70db doesn't seem like much. Unaided I am about that and I don't hear 99.9% of the environmental sounds out there. I guess I could still say im "hearing" unaided but it's so little that it's pretty much deaf. I need to get down to 20-30db aided in order to hear plenty.
It's common for deaf people not to properly hear the highs. I also have no problem hearing lower frequencies but some deaf people have more low frequency residual hearing than I do. For example, I scored a 72% speech comphrension on an online speech test. This lady scored a 95% on the same test despite also having no high frequency hearing. She has 20db more low frequency hearing than me so she hears much louder and better than I. It's why I am having my HAs reprogrammed for more amplification so things aren't so quiet and my parents stop saying I talk too loud. I don't talk loud but my parents hear things much louder than I do.
Actually when I first got those new HAs, they said I was talking normally. Now they say I talk too loud. Perhaps my brain got used to it? Perhaps my hearing got worse? Ill find out when my dad returns from Israel where he went to visit family.
I wanted to thank you guys for participating in this fun test.

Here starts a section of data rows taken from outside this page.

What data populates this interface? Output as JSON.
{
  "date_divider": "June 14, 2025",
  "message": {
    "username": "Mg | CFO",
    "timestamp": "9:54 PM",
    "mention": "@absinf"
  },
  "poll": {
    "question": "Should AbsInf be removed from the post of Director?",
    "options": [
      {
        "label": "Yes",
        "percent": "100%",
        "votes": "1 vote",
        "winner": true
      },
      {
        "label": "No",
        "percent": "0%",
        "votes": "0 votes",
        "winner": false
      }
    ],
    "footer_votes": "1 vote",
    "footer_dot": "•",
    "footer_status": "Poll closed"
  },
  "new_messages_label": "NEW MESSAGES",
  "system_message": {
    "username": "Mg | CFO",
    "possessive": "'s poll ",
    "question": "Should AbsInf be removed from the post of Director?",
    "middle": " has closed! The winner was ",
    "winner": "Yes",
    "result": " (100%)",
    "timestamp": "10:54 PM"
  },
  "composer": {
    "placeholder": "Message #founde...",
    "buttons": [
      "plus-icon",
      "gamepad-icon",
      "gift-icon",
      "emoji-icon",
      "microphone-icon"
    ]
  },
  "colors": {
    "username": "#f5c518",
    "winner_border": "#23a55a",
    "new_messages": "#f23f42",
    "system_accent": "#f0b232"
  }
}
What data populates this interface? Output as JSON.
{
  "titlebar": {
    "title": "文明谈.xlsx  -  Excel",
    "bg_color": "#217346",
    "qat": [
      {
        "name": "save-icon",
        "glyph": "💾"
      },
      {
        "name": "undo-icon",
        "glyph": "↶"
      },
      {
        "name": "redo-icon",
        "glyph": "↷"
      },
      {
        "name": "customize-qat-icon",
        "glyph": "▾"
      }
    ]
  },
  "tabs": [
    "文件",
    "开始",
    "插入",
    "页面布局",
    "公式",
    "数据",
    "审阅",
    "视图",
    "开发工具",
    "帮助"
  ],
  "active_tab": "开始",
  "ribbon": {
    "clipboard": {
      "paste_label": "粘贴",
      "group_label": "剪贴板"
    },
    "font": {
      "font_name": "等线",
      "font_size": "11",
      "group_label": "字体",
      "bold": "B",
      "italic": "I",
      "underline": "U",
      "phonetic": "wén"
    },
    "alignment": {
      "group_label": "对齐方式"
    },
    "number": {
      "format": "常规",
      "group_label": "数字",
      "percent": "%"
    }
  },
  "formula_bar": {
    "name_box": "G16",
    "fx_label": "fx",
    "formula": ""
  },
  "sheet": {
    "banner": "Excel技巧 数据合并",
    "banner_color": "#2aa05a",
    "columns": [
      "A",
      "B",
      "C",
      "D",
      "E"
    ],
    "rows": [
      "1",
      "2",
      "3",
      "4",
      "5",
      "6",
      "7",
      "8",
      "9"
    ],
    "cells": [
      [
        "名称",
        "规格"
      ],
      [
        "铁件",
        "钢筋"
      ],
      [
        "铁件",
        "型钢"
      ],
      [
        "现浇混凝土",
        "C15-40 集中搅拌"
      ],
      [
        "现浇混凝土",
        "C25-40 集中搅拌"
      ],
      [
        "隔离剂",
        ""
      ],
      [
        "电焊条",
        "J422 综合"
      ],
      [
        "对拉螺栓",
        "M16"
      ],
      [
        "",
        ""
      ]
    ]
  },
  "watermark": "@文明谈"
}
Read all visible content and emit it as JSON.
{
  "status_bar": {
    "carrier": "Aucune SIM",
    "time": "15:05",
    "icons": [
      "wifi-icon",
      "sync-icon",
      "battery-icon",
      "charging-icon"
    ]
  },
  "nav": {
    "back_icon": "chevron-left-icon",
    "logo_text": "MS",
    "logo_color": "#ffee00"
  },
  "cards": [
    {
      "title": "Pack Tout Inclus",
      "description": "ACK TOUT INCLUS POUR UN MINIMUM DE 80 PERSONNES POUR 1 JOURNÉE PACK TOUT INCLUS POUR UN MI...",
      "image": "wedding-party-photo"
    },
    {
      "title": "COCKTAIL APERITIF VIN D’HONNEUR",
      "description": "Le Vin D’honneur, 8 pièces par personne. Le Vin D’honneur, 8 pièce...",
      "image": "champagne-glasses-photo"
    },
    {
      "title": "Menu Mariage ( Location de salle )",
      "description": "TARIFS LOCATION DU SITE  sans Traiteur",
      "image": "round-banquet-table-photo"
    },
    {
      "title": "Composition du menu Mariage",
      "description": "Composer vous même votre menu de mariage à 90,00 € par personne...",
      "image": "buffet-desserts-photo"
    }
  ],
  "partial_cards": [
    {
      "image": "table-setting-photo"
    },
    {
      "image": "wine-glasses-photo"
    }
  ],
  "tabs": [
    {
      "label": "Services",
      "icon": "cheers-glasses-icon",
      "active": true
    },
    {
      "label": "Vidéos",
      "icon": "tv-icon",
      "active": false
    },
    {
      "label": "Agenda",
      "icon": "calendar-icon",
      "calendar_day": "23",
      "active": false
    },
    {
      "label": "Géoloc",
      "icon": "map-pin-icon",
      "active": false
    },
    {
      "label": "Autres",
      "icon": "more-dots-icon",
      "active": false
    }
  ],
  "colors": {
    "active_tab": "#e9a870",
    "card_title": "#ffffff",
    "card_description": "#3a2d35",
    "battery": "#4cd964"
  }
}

I am gonna try it on a notebook, will have to ask if my bro has his with him and see how it compares to my score on the desktop. How faint was the piano? Were some keys louder than others? Did some adjacant keys sound identical? Did the highest key sound properly and was the sound like a whistle?
Keep the results comming in. So far I can conclude that those with CIs can hear all the higher keys and I assume so can hearing people. I am curious how the rest of you guys do and aren't you guys curious as well, especially where your cochlear dead regions reside? I was surprised how quickly the volume drops above 932Hz, are others experiencing a such thing after a certain frequency?
In the higher frequencies - it did sound a little faint, but you have to remember that I had my CI's mapped out that way...the higher frequencies sounds faint to ME, but I can still hear it.